Travolto sulla pista di sci: risarcito con 120 mila euro
GORIZIA. Lui era un habitué degli sci e, come tale, non perdeva occasione per imboccare la strada della montagna e regalarsi una giornata sulla neve, lei una principiante. Le cose, per entrambi, sono cambiate a partire dal 30 gennaio 2016. E cioè da quando le loro strade si sono incrociate proprio su una pista dello Zoncolan. Un incidente come tanti, ma che ha finito per costar loro caro: la frattura del collo femorale destro per lui, un 66enne di Gorizia costretto poi a dire addio all’attività sciistica, la condanna al risarcimento dei danni per un totale di quasi 120 mila euro, per lei, la 41enne Paola Bobaz.
La sentenza che, riconoscendo in capo alla donna la responsabilità esclusiva dell’incidente, ha posto fine alla causa avviata nel 2017 dall’investito è stata emessa dal giudice civile del tribunale di Udine Alessia Bisceglia. E a pesare, nel calcolo della somma che dovrà essergli versata, è stata soprattutto la parte relativa al danno biologico e morale, inteso come «sofferenza interiore, non necessariamente trascendente in patologia».

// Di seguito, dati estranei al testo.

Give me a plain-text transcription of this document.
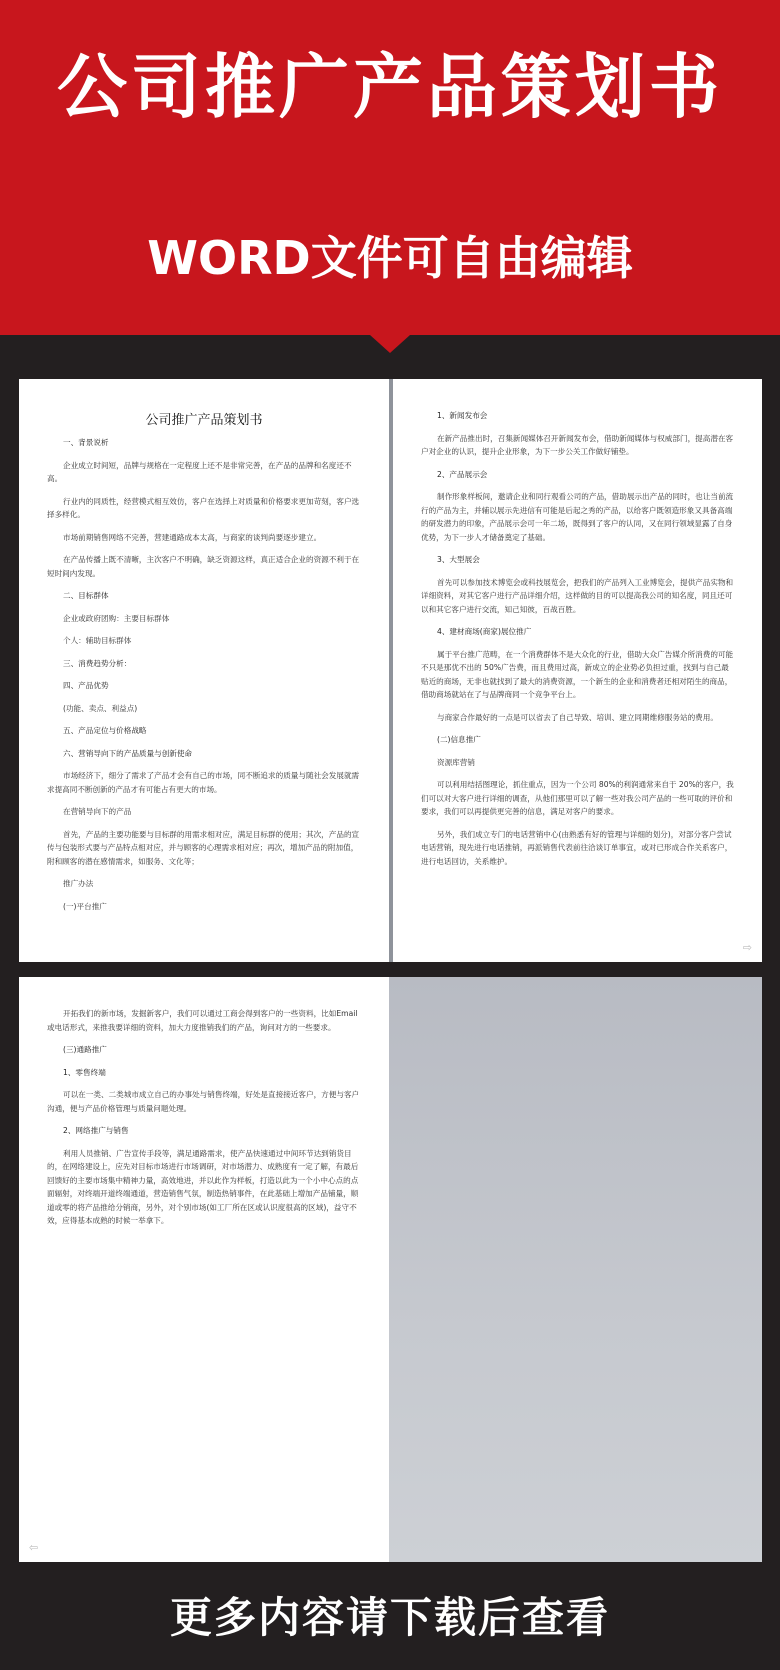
公司推广产品策划书
WORD文件可自由编辑
公司推广产品策划书
一、背景说析
企业成立时间短，品牌与规格在一定程度上还不是非常完善，在产品的品牌和名度还不高。
行业内的同质性，经营模式相互效仿，客户在选择上对质量和价格要求更加苛刻，客户选择多样化。
市场前期销售网络不完善，营建通路成本太高，与商家的谈判尚要逐步建立。
在产品传播上既不清晰，主次客户不明确，缺乏资源这样，真正适合企业的资源不利于在短时间内发现。
二、目标群体
企业或政府团购：主要目标群体
个人：辅助目标群体
三、消费趋势分析：
四、产品优势
(功能、卖点、利益点)
五、产品定位与价格战略
六、营销导向下的产品质量与创新使命
市场经济下，细分了需求了产品才会有自己的市场，同不断追求的质量与随社会发展就需求提高同不断创新的产品才有可能占有更大的市场。
在营销导向下的产品
首先，产品的主要功能要与目标群的用需求相对应，满足目标群的使用；其次，产品的宣传与包装形式要与产品特点相对应，并与顾客的心理需求相对应；再次，增加产品的附加值，附和顾客的潜在感情需求，如服务、文化等；
推广办法
(一)平台推广
1、新闻发布会
在新产品推出时，召集新闻媒体召开新闻发布会，借助新闻媒体与权威部门，提高潜在客户对企业的认识，提升企业形象，为下一步公关工作做好铺垫。
2、产品展示会
制作形象样板间，邀请企业和同行观看公司的产品，借助展示出产品的同时，也让当前流行的产品为主，并辅以展示先进信有可能是后起之秀的产品，以给客户既领造形象又具备高端的研发潜力的印象，产品展示会可一年二场，既得到了客户的认同，又在同行领域显露了自身优势，为下一步人才储备奠定了基础。
3、大型展会
首先可以参加技术博览会或科技展览会，把我们的产品列入工业博览会，提供产品实物和详细资料，对其它客户进行产品详细介绍，这样做的目的可以提高我公司的知名度，同且还可以和其它客户进行交流，知己知彼，百战百胜。
4、建材商场(商家)展位推广
属于平台推广范畴，在一个消费群体不是大众化的行业，借助大众广告媒介所消费的可能不只是那优不出的 50%广告费，而且费用过高，新成立的企业势必负担过重，找到与自己最贴近的商场，无非也就找到了最大的消费资源，一个新生的企业和消费者还相对陌生的商品，借助商场就站在了与品牌商同一个竞争平台上。
与商家合作最好的一点是可以省去了自己导致、培训、建立同期维修服务站的费用。
(二)信息推广
资源库营销
可以利用结括图理论，抓住重点，因为一个公司 80%的利润通常来自于 20%的客户，我们可以对大客户进行详细的调查，从他们那里可以了解一些对我公司产品的一些可取的评价和要求，我们可以再提供更完善的信息，满足对客户的要求。
另外，我们成立专门的电话营销中心(由熟悉有好的管理与详细的划分)，对部分客户尝试电话营销，现先进行电话推销，再派销售代表前往洽谈订单事宜，或对已形成合作关系客户，进行电话回访，关系维护。
⇨
开拓我们的新市场，发掘新客户，我们可以通过工商会得到客户的一些资料，比如Email或电话形式，来推我要详细的资料，加大力度推销我们的产品，询问对方的一些要求。
(三)通路推广
1、零售终端
可以在一类、二类城市成立自己的办事处与销售终端，好处是直接接近客户，方便与客户沟通，便与产品价格管理与质量问题处理。
2、网络推广与销售
利用人员推销、广告宣传手段等，满足通路需求，使产品快速通过中间环节达到销货目的，在网络建设上，应先对目标市场进行市场调研，对市场潜力、成熟度有一定了解，有最后回馈好的主要市场集中精神力量，高效地进，并以此作为样板，打造以此为一个小中心点的点面辐射，对终端开道终端通道，营造销售气氛，制造热销事件，在此基础上增加产品铺量，顺道或零的将产品推给分销商，另外，对个别市场(如工厂所在区或认识度很高的区域)，益守不效，应得基本成熟的时候一举拿下。
⇦
更多内容请下载后查看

Non tanto le spese sanitarie sostenute per far fronte alle lesioni fisiche e liquidate in 1.795 euro, quindi, quanto le conseguenze in termini di integrità psicofisica per postumi permanenti, che il consulente tecnico d’ufficio Giacomo Mario Flammini ha valutato nel 25 per cento. Un danno non patrimoniale, insomma, in cui a sommarsi sono stati anche l’inabilità temporanea totale e poi parziale e «l’incompatibilità a continuare a sciare per l’alto rischio di complicanze in caso di caduta», per complessivi 107.599 euro. Il resto sono spese di lite, legali compresi.
Era stato l’avvocato Giorgio Caldera, del foro di Venezia, fallito ogni tentativo di chiudere la vicenda fuori dalle aule di giustizia, a citare la donna in giudizio. E lei, costituitasi con l’avvocato Massimo Raffa, di Udine, si era difesa, fornendo una diversa dinamica dei fatti. Fermi restando i dati oggettivi di luogo, la pista “azzurra” Zoncolan 4, e di tempo, le 11.20, a essere contestate erano state le circostanze dello scontro.
Lei aveva sostenuto, in particolare, di «scendere a bassissima velocità a “spazzaneve”, in una pista affollata in quel frangente dalla presenza di un gruppo di bambini a lezione di sci» e di essersi avveduta della presenza di uno sciatore di fronte a lei «fermo sulla pista». Secondo la sua versione, «al momento di superarlo, lui, forse disturbato da quei bambini, aveva perso l’equilibrio ed era scivolato sulla neve e, cadendo a terra, gli sci si erano sovrapposti ai suoi».
Le prove portate a processo, comprensive delle testimonianze della polizia successivamente intervenuta, hanno premiato la ricostruzione del 66enne. E cioè che fu lei a travolgerlo, mentre lui si trovava sul margine destro, vicino ai paletti delimitanti la pista, colpendone la parte posteriore dello sci e facendogli così torcere la gamba e finire a terra. Lo sciatore era stato ricoverato e operato al presidio di San Daniele-Tolmezzo, da dove era stato dimesso il successivo 11 febbraio.